Манзаров рассказывает, каким был настрой школьников тогда. На уроке географии учительница вышла ненадолго из класса. Когда вернулась — карта мира, висевшая на деревянной палке, валялась на полу. Подростки выдернули эту палку и всю сломали на части — отрабатывали удары. «Как давай она нас ругать», — вспоминает Жалсып.
После того, как Манзаров выиграл турнир «Алтан Мундарга» и получил квартиру, он прославился на всю республику. Жалсып дал мастер-класс главе Бурятии Алексею Цыденову — и тот разбил сразу две кости. А в конце прошлого года Манзаров поставил мировой рекорд — на шоу Первого канала «Я почти знаменит» он за минуту сломал 59 костей.
Телевизионщики вынесли в студию красно-жёлтый ковёр и разложили все кости на него. Вышел Жалсып — в национальном костюме, кожаных сапогах, кожаной шапке. Ковёр и Манзарова высветили прожекторы, сзади появилась огромная проекция с горами, пастбищами и коровами. Включили фоном музыку — горловое пение под ритмичный бит. «И вы просто берёте эту кость и ломаете её?» — спросила Жалсыпа телеведущая и член жюри Жанна Бадоева. Он утвердительно кивнул. «В каком интересном мире мы живём!» — улыбаясь, сказал в микрофон фигурист Алексей Ягудин. Зрители рассмеялись.
Костоломы и ранее ставили мировые рекорды — за минуту ломали 25-27 костей. На «Я почти знаменит» Жалсып превзошёл их более чем в два раза. Но в финал шоу его был готов пропустить только один член жюри — ректор академии им. Вагановой Николай Цискаридзе. Ещё двое судей — Ягудин и Бадоева — делать это отказались. «Я, честно говоря, в шоке от ваших забав, — сказала Жанна Бадоева Жалсыпу, увидев, как он бьёт. — Мне не нравится кровь, мне не нравится, когда люди дерутся. Это прямо дико. Прекрасно, но дико». Алексей Ягудин (он закрывал лицо рукой, когда Манзаров ломал кости) добавил: «Я здесь на стороне Жанны».
Финалистами этого выпуска стали метатель предметов, акробатка на гироскутере, певица, записывающая треки на луп-станции, и юноша, плюющий водой по мишеням.
«Ну, это другие традиции, — рассуждает Жалсып о том, почему его не пропустили дальше. — Судьи просто не поняли сакральный смысл нашей игры — про душу животного». «Если не пробовал сам сломать и осуждает, значит слабак», — категорична Долгор.

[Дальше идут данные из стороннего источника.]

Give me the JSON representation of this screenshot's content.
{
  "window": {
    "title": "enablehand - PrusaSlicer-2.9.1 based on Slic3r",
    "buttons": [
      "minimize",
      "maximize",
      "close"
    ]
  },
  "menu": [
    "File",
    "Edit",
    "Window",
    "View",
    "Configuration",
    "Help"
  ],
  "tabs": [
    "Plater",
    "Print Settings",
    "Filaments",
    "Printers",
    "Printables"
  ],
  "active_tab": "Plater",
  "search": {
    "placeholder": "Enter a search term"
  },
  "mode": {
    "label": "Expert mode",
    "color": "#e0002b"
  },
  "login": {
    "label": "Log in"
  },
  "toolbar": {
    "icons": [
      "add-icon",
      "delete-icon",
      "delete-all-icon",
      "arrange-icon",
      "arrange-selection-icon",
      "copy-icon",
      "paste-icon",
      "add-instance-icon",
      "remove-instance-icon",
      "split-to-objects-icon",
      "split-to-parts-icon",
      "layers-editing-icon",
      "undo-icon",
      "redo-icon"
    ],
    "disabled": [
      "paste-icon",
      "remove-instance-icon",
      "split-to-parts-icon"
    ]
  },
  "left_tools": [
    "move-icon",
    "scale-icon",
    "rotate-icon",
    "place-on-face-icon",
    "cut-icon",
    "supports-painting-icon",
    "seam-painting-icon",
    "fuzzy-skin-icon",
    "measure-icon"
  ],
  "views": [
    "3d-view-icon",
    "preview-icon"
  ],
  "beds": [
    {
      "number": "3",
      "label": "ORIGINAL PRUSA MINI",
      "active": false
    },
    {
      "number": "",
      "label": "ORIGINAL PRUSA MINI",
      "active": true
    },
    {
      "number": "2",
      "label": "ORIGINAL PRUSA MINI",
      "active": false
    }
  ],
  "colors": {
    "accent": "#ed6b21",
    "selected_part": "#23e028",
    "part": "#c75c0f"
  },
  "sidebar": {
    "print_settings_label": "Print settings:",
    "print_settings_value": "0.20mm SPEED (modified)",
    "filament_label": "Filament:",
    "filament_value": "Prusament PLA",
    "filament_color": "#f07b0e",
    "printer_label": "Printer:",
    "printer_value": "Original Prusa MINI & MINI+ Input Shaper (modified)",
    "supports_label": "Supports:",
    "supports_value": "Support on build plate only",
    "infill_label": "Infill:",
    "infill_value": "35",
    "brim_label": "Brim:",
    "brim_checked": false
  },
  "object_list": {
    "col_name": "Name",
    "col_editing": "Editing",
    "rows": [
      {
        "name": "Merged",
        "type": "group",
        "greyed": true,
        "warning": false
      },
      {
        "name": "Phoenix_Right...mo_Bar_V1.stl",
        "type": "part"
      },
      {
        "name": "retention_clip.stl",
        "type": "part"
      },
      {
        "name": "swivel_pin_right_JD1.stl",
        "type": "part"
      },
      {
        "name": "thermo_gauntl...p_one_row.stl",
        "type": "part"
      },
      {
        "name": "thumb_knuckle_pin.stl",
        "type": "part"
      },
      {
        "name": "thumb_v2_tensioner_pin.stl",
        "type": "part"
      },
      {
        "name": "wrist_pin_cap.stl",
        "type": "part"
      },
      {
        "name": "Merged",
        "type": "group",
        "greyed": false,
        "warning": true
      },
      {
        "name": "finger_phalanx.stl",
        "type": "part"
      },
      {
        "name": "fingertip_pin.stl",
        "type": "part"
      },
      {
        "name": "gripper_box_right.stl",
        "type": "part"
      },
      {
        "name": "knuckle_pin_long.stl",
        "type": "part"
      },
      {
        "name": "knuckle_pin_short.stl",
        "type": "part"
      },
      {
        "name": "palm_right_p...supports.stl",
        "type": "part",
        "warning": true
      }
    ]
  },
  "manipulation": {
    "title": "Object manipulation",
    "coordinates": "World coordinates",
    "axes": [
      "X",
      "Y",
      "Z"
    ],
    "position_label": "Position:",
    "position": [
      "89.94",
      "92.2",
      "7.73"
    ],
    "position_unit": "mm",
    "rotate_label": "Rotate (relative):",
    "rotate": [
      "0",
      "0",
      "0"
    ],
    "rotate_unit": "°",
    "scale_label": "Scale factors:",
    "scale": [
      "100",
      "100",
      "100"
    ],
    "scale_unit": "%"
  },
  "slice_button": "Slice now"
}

У их учителя Гомбо Зурбакова — ещё одна версия. «Сейчас в России много „зелёных“, тех, кто права животных защищает, — говорит Зурбаков. — А тут — кости коров. Ну, наверное, для таких людей это слишком кроваво! Но время наступит — и европейцы всё поймут». Гомбо приводит в качестве примера дзюдо. «Им только японцы раньше занимались, — говорит он. — А сейчас любой спортсмен, хоть белый, хоть африканец, кимоно надевай — и вперёд».
На подсознательном уровне
Жалсып Манзаров мечтает об Олимпиаде, как и Гомбо Зурбаков. «Брейк-данс же включили в Игры, — рассуждает Манзаров, сидя на траве. Он рассматривает свои руки в мозолях и ссадинах. Рядом пасётся стадо бело-рыжих коров. — Значит, и hэер шаалган можно».
Лучший бурятский костолом недавно поступил в Бурятскую сельскохозяйственную академию в Улан-Удэ — на автомеханика. В ноябре Жалсып переедет в город из Хойто-Гола — как сдадут новостройку, где находится его выигранная квартира. После окончания академии планирует вернуться обратно, хотя в родном селе никакой работы нет. «Я хочу жить дома и заниматься сельским хозяйством, — коротко объясняет Жалсып. — Тянет. Тут мои корни».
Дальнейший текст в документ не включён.